Hal ini tidak pernah diduga sebelumnya. Dalam perundingan-perundingan KMB di Den Haag memang pernah wakil-wakil Minahasa dan Ambon menuntut agar status mereka dalam konferensi disamakan dengan wakil-wakil RI dan BFO (organisasi dari negara-negara yang dibentuk Van Mook). Tetapi berita yang diterima di Belanda bahwa gerakan separatisme justru paling kuat di Minahasa, dan bukanlah di Ambon. Akan tetapi mengapa proklamasi pemisahan diri tersebut terjadi di Ambon? Tidak mudah memberikan jawaban yang pasti. Sebab itu untuk memahami mengapa sampai bisa terjadi apa yang dinamakan “RMS” sebaiknya kita perhatikan sejarah Indonesia, terutama peranan orang-orang Ambon di dalamnya.1
Masyarakat Ambon
Untuk memahami masyarakat Ambon perlu kita bedakan antara orang-orang Ambon di Maluku Tengah dan orang-orang Ambon di luarnya seperti di pelbagai tempat di Jawa, Sumatera, dan Sulawesi. Maluku Tengah terdiri dari pulau-pulau Ambon dan Lease (Haruku, Saparua, Nusalaut), Seram, Manipa, Buru. Sejak abad ke-17 wilayah ini telah diperintah oleh Belanda. Tetapi pada mulanya Belanda membedakan antara pulau-pulau di sekitar Ambon yang dimasukkan dalam Residentie Ambon dan pulau-pulau lainnya yang dimasukkan dalam Residentie Banda.2 Pemerintah Belanda di sini berintikan seorang residen, beberapa orang asisten residen dan sejumlah controleur. Wilayah ini tidak pernah mengenal sistem kerajaan yang meliputi keseluruhannya sehingga tidak pernah terdapat suatu birokrasi tradisional seperti di Jawa umpamanya. Susunan masyarakat yang terpenting adalah pertama, para rajapati (penguasa desa atau negeri) yang tidak memiliki tali hubungan satu sama lain kecuali melalui controleur, dan kedua, anak negeri dari setiap negeri yang masing-masing terbagi lagi dalam kelompok-kelompok genealogis dan kelompok-kelompok lainnya. Antara para rajapati dan anak negeri di negerinya masing-masing ada suatu ikatan patron-client yang ditunjang pula dengan suatu hubungan yang harmonis antara mereka dengan penguasa Belanda.

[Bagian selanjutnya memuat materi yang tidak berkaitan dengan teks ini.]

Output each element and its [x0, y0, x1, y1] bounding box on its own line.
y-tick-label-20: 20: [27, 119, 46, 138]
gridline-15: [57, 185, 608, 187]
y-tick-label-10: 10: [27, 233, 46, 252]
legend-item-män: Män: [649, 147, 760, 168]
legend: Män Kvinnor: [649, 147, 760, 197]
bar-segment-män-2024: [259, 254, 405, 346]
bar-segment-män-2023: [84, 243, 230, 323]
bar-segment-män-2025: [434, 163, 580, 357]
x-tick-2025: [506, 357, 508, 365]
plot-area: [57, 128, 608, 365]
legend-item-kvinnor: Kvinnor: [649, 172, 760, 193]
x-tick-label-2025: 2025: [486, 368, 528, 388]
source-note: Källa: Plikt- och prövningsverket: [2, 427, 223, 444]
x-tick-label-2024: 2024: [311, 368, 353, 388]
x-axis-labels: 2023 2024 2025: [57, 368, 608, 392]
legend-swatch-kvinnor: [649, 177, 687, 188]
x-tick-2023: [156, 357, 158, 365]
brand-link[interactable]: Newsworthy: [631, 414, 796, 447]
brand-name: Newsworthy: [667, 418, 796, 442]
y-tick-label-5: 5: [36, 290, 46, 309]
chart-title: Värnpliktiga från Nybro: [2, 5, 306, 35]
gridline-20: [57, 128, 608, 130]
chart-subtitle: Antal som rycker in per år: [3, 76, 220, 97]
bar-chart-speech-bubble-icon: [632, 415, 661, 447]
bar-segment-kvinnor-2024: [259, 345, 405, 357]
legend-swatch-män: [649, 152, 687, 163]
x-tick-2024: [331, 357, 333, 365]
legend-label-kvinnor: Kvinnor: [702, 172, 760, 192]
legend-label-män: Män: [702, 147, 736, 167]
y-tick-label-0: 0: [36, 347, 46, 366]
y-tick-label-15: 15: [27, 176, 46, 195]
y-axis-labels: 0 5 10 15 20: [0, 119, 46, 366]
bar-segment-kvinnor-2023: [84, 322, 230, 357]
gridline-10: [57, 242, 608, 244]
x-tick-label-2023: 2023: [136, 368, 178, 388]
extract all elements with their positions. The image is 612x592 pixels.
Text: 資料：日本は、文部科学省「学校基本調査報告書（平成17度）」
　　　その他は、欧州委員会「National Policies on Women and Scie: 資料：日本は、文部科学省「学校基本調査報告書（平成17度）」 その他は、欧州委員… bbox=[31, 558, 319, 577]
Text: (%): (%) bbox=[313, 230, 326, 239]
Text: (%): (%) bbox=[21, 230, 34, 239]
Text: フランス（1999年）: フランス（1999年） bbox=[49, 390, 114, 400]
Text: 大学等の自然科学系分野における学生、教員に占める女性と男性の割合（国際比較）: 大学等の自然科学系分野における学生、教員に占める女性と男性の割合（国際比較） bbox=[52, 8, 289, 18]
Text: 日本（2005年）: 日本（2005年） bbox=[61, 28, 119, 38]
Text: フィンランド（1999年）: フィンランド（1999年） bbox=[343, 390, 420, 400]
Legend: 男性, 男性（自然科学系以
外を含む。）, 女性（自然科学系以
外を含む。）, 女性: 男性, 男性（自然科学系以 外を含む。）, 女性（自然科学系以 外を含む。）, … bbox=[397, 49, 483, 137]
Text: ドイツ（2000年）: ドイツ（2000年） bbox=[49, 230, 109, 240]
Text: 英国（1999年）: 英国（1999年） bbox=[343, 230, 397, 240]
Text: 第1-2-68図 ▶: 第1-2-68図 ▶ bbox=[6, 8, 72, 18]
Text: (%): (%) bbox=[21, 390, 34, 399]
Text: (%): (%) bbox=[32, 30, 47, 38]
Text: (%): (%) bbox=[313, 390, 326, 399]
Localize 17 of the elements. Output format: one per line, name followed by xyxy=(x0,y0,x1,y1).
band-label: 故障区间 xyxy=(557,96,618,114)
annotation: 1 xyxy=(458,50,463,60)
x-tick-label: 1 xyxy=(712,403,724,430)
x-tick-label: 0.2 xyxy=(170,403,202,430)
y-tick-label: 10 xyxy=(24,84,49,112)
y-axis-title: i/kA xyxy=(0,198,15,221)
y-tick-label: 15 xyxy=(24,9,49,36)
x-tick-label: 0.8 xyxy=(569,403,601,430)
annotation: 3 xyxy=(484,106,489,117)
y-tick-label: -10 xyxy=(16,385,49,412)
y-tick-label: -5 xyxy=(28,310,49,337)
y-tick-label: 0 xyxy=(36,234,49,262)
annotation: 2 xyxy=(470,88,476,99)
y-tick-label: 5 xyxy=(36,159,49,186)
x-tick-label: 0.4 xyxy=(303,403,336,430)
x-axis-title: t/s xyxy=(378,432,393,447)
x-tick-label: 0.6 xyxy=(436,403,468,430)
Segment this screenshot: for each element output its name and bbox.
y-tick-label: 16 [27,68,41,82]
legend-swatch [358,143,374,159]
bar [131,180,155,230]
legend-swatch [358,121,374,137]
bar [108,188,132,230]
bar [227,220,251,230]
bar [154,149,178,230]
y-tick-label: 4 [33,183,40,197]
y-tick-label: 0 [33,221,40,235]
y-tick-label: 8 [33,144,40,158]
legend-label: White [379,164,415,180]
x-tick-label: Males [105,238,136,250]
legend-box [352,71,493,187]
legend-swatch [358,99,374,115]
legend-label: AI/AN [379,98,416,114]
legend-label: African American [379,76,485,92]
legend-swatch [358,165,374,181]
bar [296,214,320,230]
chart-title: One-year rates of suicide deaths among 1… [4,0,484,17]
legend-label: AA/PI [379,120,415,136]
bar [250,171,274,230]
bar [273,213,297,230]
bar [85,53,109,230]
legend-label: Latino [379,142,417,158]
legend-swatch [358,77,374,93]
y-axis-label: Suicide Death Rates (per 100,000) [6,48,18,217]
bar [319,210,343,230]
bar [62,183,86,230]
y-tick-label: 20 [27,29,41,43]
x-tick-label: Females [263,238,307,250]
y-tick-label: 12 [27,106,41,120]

Di antara sejumlah 250.000 orang penduduk Maluku Tengah (pada tahun 1950) ada pula yang berhasil melepaskan hubungan-hubungan dengan pedesaan sejak awal abad ke-20. Banyak yang menjadi pegawai dan tentara melewati suatu sistem pendidikan tertentu. Golongan terpelajar pada umumnya terdapat di kota Ambon dan nampak dalam kumpulan-kumpulan seperti Christelijk Ambonsch Verbond, Inlandsch Leraarsbond, Sou Maluka, Nusa Ina dan lain-lain. Surat kabar dengan nama-nama yang sugestif seperti Ambon Baroe, Sinar Maloekoe, dan Soeara Ambon menunjukkan bahwa aspirasi kemajuan dan modernisasi sudah meluas pula di sini.
1 Kecuali bila disebut sumber-sumber lain, sumber-sumber dalam tulisan ini berasal dari buku penulis, Maluku dalam Perjuangan Nasional Indonesia, Jakarta, 1975.
2 Selain itu ada Residentie Molukken di Maluku Utara yang kemudian dinamakan Residentie Ternate. Sejak awal abad ke-19 ketiga wilayah itu disatukan menjadi Gouvernement der Molukken.